12.07.2018 | aktual.: 14.10.2022 14:48
Aston Martin z czterocylindrowym motorem o mocy 98 KM? Zapomnijcie. Brytyjczycy w końcu poszli po rozum do głowy i zamontowali pod maską Cygneta właściwy silnik - 4,7-litrowe, wolnossące V8 o mocy 430 KM zapożyczone z poprzedniego Vantage'a S. Co ciekawe, mały Aston z takim napędem jest jeszcze szybszy od swojego dawcy. Osiągnięcie setki zajmuje mu tylko 4,2 s. Prędkość maksymalna? Największa jaką udało się osiągnąć to 270 km/h. Potem kierowcy skończyła się odwaga...
Jak nietrudno się domyślić, zamontowanie potężnego V8 w małym nadwoziu Cygneta nie było prostym zadaniem. Mimo to jakoś się udało. Oczywiście jednostka została umieszczona wzdłużnie, w przeciwieństwie do czterocylindrowego oryginału. Nie obyło się także bez pełnej przebudowy ściany grodziowej i podłogi. Oczywistym jest, że Cygnet V8 należy do grona tylnonapędówek. Za przeniesienie momentu obrotowego na oś odpowiada siedmiobiegowy automat.
Aby auto nie traciło przyczepności przy każdym dodaniu gazu, niezbędne okazało się zastosowanie szerokich, torowych opon, co z kolei wymusiło znaczące zwiększenie rozstawu kół i poszerzenie nadkoli. Inżynierowie zadbali też o wydajne hamulce z sześciotłoczkowymi zaciskami. Teraz Cygnet nie przypomina już damskiej torebki. Szczególnie z tyłu, gdzie mocno widocznym elementem jest pokaźny wydech, także przeszczepiony z Vantage'a S.

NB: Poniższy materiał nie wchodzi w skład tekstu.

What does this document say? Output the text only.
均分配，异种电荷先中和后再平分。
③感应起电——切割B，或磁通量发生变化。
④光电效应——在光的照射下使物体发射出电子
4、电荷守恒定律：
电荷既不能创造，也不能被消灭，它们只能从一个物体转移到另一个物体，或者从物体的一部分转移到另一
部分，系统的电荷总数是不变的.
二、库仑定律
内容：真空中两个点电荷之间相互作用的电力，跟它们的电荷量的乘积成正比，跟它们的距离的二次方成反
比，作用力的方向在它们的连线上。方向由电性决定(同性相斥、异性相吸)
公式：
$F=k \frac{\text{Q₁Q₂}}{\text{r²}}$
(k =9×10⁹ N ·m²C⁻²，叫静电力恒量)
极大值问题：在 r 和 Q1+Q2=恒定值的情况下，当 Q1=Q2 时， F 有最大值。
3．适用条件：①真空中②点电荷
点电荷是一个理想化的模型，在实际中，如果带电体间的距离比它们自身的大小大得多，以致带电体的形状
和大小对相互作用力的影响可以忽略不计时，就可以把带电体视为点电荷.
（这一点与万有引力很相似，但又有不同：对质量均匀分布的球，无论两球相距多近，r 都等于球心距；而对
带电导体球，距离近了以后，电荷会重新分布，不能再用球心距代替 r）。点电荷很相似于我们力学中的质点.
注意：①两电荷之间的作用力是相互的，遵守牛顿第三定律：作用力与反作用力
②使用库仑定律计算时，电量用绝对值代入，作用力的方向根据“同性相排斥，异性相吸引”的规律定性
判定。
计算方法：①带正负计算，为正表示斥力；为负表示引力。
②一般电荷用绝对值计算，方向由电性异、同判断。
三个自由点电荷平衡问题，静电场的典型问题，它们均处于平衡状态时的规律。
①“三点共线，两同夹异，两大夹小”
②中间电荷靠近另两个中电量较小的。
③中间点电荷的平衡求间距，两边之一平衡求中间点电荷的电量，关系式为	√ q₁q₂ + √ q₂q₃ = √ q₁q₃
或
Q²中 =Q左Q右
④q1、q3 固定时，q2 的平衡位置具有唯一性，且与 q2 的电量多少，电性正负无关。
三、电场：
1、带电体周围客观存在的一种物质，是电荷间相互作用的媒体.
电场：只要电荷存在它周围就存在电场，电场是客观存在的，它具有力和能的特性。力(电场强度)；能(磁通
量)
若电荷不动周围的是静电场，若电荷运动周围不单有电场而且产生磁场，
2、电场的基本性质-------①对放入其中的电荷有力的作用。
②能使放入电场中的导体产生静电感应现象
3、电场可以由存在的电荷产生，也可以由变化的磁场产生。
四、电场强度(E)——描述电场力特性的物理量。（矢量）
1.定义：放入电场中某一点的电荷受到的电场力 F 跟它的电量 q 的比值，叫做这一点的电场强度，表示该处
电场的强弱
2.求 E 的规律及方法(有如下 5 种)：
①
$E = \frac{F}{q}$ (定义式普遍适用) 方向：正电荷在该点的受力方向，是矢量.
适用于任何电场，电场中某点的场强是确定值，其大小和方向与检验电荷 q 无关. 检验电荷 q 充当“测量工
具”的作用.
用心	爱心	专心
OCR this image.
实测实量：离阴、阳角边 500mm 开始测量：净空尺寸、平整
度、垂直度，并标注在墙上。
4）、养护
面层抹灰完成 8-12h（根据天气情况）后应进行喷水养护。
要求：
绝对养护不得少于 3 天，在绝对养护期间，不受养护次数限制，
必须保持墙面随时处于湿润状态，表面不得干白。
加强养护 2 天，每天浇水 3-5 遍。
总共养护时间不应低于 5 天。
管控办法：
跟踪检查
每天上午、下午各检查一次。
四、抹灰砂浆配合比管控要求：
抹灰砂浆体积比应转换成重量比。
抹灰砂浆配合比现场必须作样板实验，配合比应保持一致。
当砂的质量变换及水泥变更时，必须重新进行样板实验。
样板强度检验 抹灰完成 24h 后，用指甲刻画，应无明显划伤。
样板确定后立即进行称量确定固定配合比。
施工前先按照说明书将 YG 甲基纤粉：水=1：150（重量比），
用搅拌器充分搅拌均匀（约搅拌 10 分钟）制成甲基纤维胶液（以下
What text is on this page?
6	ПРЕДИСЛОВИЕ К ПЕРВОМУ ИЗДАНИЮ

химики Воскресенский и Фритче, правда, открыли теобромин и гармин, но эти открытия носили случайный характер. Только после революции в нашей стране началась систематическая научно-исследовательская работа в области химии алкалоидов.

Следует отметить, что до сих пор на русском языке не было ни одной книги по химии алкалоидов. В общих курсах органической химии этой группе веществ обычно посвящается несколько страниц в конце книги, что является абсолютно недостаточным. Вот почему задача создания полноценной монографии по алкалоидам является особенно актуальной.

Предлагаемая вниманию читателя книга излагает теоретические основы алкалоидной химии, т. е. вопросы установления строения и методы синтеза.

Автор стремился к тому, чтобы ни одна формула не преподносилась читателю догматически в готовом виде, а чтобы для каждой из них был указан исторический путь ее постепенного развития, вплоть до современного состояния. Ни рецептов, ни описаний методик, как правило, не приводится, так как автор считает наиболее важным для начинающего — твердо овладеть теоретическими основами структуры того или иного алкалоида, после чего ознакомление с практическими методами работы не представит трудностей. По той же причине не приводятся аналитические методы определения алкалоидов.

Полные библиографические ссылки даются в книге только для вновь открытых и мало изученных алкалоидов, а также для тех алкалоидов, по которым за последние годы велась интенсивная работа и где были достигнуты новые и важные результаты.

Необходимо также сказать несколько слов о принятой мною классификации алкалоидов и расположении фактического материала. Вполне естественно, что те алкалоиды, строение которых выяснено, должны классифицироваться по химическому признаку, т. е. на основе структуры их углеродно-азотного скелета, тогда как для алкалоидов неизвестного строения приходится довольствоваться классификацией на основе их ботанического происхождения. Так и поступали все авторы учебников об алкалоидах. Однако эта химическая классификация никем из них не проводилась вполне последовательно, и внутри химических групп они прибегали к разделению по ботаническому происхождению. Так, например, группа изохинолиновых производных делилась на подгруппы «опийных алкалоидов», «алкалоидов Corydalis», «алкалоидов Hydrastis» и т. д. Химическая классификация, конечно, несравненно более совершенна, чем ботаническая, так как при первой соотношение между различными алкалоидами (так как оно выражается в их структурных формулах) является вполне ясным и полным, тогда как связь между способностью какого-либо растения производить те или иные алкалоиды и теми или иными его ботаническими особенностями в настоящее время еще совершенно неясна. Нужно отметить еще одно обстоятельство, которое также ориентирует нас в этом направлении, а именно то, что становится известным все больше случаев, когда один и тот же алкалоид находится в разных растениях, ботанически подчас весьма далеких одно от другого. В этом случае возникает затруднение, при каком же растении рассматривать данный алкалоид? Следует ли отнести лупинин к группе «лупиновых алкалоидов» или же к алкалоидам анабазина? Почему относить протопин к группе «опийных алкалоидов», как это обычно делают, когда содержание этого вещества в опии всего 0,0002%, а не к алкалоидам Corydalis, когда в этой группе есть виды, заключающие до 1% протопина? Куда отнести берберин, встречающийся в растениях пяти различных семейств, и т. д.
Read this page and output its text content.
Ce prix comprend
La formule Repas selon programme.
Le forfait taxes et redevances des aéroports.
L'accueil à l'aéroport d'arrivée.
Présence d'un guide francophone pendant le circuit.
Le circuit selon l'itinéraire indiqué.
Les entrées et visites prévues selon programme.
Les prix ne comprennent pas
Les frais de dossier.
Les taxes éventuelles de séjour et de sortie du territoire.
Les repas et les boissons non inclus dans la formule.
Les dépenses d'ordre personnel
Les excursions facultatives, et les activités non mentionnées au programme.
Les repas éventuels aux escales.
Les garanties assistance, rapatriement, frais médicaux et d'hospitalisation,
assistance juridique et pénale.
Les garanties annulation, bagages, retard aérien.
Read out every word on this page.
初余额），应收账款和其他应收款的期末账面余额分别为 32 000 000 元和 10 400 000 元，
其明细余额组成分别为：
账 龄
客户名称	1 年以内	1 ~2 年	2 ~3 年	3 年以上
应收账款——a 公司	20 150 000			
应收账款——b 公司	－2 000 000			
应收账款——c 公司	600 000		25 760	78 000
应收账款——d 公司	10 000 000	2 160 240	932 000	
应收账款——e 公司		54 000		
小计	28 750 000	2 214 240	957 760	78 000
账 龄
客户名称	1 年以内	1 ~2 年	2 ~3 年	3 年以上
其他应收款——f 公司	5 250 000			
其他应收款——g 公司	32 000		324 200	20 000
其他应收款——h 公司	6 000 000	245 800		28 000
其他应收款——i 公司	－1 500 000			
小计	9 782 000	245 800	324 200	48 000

Kabina Cygneta V8, w przeciwieństwie do cywilnej wersji, jest dość spartańska. Nie znajdziecie tu skór, aluminium, czy wyszukanego wyposażenia. Zamiast tego są kubełkowe fotele, klatka bezpieczeństwa i deska rozdzielcza wykonana z włókna węglowego. Tylko to, czego potrzeba do szybkiej jazdy. Szkoda, że ten zwariowany projekt nie doczeka się kontynuacji w postaci wersji produkcyjnej. Z pewnością chętnych byłoby więcej niż w przypadku oryginalnego Cygneta.